Saturday, September 17, 2011

Some TSA Honolulu International Airport Employees Escape Firing In Baggage Scandal. Transportation Security Administration Announces Final Outcome Of Discipline.

HONOLULU -- A few of the Transportation Security Administration employees at Honolulu International Airport -- whom the agency initially tried to fire in a baggage-checking scandal -- have been allowed to keep their jobs.

The TSA released results Friday afternoon of discipline from the probe that KITV 4 News first reported in March.

In June, the TSA took steps to fire 36 employees, including six managers, after an investigation found some TSA screeners at Honolulu Airport did not properly screen checked baggage for explosives. The TSA also began the process of suspending 12 other employees.

Friday, the TSA announced it has completed the adjudication process for almost all those 48 employees.

Sources said "a few" of the 36 people targeted for firing had their terminations downgraded to suspensions, after an initial appeal.

Sources told KITV 4 News two of those keeping their jobs instead of being fired are screening supervisors, and a third person who was reinstated was a lead screener.

The TSA said of those initially fired, three people either resigned or retired.

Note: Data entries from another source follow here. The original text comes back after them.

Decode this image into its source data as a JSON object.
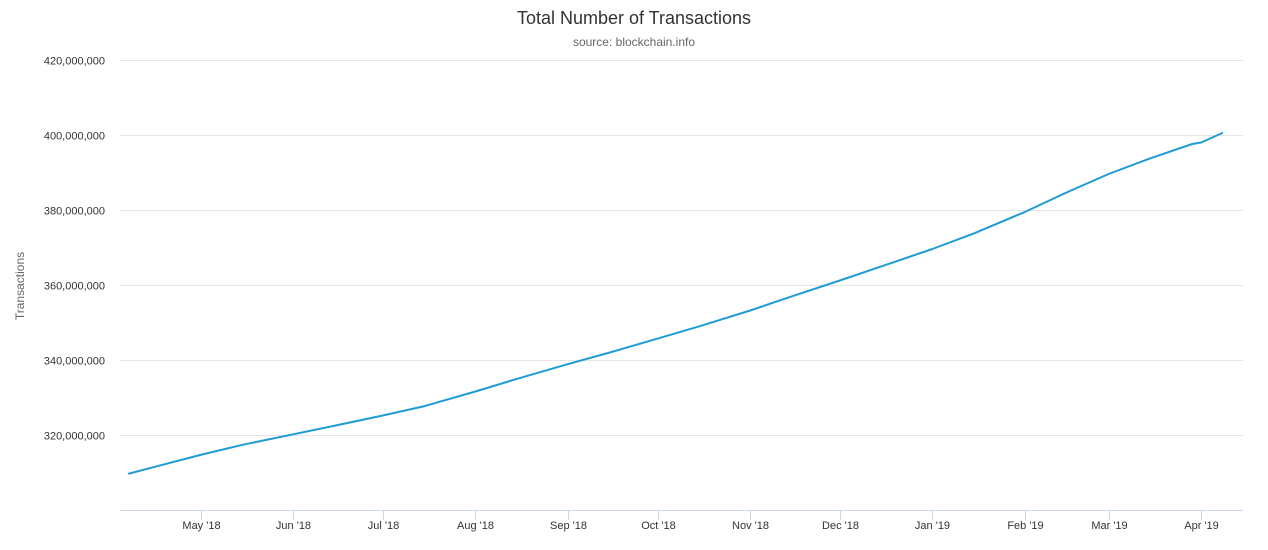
{
  "chart_data": {
    "type": "line",
    "title": "Total Number of Transactions",
    "subtitle": "source: blockchain.info",
    "ylabel": "Transactions",
    "xlabel": "",
    "xlim": [
      "2018-04-04",
      "2019-04-15"
    ],
    "ylim": [
      300000000,
      420000000
    ],
    "y_ticks": [
      {
        "value": 320000000,
        "label": "320,000,000"
      },
      {
        "value": 340000000,
        "label": "340,000,000"
      },
      {
        "value": 360000000,
        "label": "360,000,000"
      },
      {
        "value": 380000000,
        "label": "380,000,000"
      },
      {
        "value": 400000000,
        "label": "400,000,000"
      },
      {
        "value": 420000000,
        "label": "420,000,000"
      }
    ],
    "x_ticks": [
      {
        "date": "2018-05-01",
        "label": "May '18"
      },
      {
        "date": "2018-06-01",
        "label": "Jun '18"
      },
      {
        "date": "2018-07-01",
        "label": "Jul '18"
      },
      {
        "date": "2018-08-01",
        "label": "Aug '18"
      },
      {
        "date": "2018-09-01",
        "label": "Sep '18"
      },
      {
        "date": "2018-10-01",
        "label": "Oct '18"
      },
      {
        "date": "2018-11-01",
        "label": "Nov '18"
      },
      {
        "date": "2018-12-01",
        "label": "Dec '18"
      },
      {
        "date": "2019-01-01",
        "label": "Jan '19"
      },
      {
        "date": "2019-02-01",
        "label": "Feb '19"
      },
      {
        "date": "2019-03-01",
        "label": "Mar '19"
      },
      {
        "date": "2019-04-01",
        "label": "Apr '19"
      }
    ],
    "grid": true,
    "legend": "none",
    "series": [
      {
        "color": "#1f9bd5",
        "points": [
          {
            "x": "2018-04-07",
            "y": 309700000
          },
          {
            "x": "2018-04-15",
            "y": 311400000
          },
          {
            "x": "2018-05-01",
            "y": 314700000
          },
          {
            "x": "2018-05-15",
            "y": 317400000
          },
          {
            "x": "2018-06-01",
            "y": 320200000
          },
          {
            "x": "2018-06-15",
            "y": 322500000
          },
          {
            "x": "2018-07-01",
            "y": 325200000
          },
          {
            "x": "2018-07-15",
            "y": 327700000
          },
          {
            "x": "2018-08-01",
            "y": 331600000
          },
          {
            "x": "2018-08-15",
            "y": 335000000
          },
          {
            "x": "2018-09-01",
            "y": 338900000
          },
          {
            "x": "2018-09-15",
            "y": 342000000
          },
          {
            "x": "2018-10-01",
            "y": 345700000
          },
          {
            "x": "2018-10-15",
            "y": 349000000
          },
          {
            "x": "2018-11-01",
            "y": 353200000
          },
          {
            "x": "2018-11-15",
            "y": 357000000
          },
          {
            "x": "2018-12-01",
            "y": 361200000
          },
          {
            "x": "2018-12-15",
            "y": 365000000
          },
          {
            "x": "2019-01-01",
            "y": 369600000
          },
          {
            "x": "2019-01-15",
            "y": 373800000
          },
          {
            "x": "2019-02-01",
            "y": 379500000
          },
          {
            "x": "2019-02-15",
            "y": 384700000
          },
          {
            "x": "2019-03-01",
            "y": 389600000
          },
          {
            "x": "2019-03-15",
            "y": 393800000
          },
          {
            "x": "2019-03-29",
            "y": 397600000
          },
          {
            "x": "2019-04-01",
            "y": 398000000
          },
          {
            "x": "2019-04-08",
            "y": 400500000
          }
        ]
      }
    ]
  }
}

In the end, 28 employees lost their jobs and 15 others were suspended, a TSA spokesman said.

They still have the right to appeal the decisions by suing in court.

A TSA spokesman declined to comment further because department policy forbids the TSA from discussing details of personnel cases.

One of those whose firing was upheld by the TSA was Raymond Ware, a former screening manager who spoke to KITV 4 News last month.

"I believe that the firing was unfair. It was done en masse, instead of individualistically," Ware told KITV Aug. 19.

Ware said he never saw TSA screeners failing to screen checked bags for explosives at HNL.

"Whenever I walked around, the officers followed total protocol," Ware said last month.

Daphne Barbee-Wooten, Ware's attorney, said Friday she will file suit against the TSA to try to get Ware’s job back.

It will be the second time Ware has taken the TSA to court to get reinstated.

Ware, who is black, sued the agency for racial discrimination in 2003 after being fired from TSA Honolulu as a supervisor.

Five years later, a federal judge ruled in his favor, ordering the TSA to rehire him, promote him to manager and give him back pay and interest of nearly $500,000.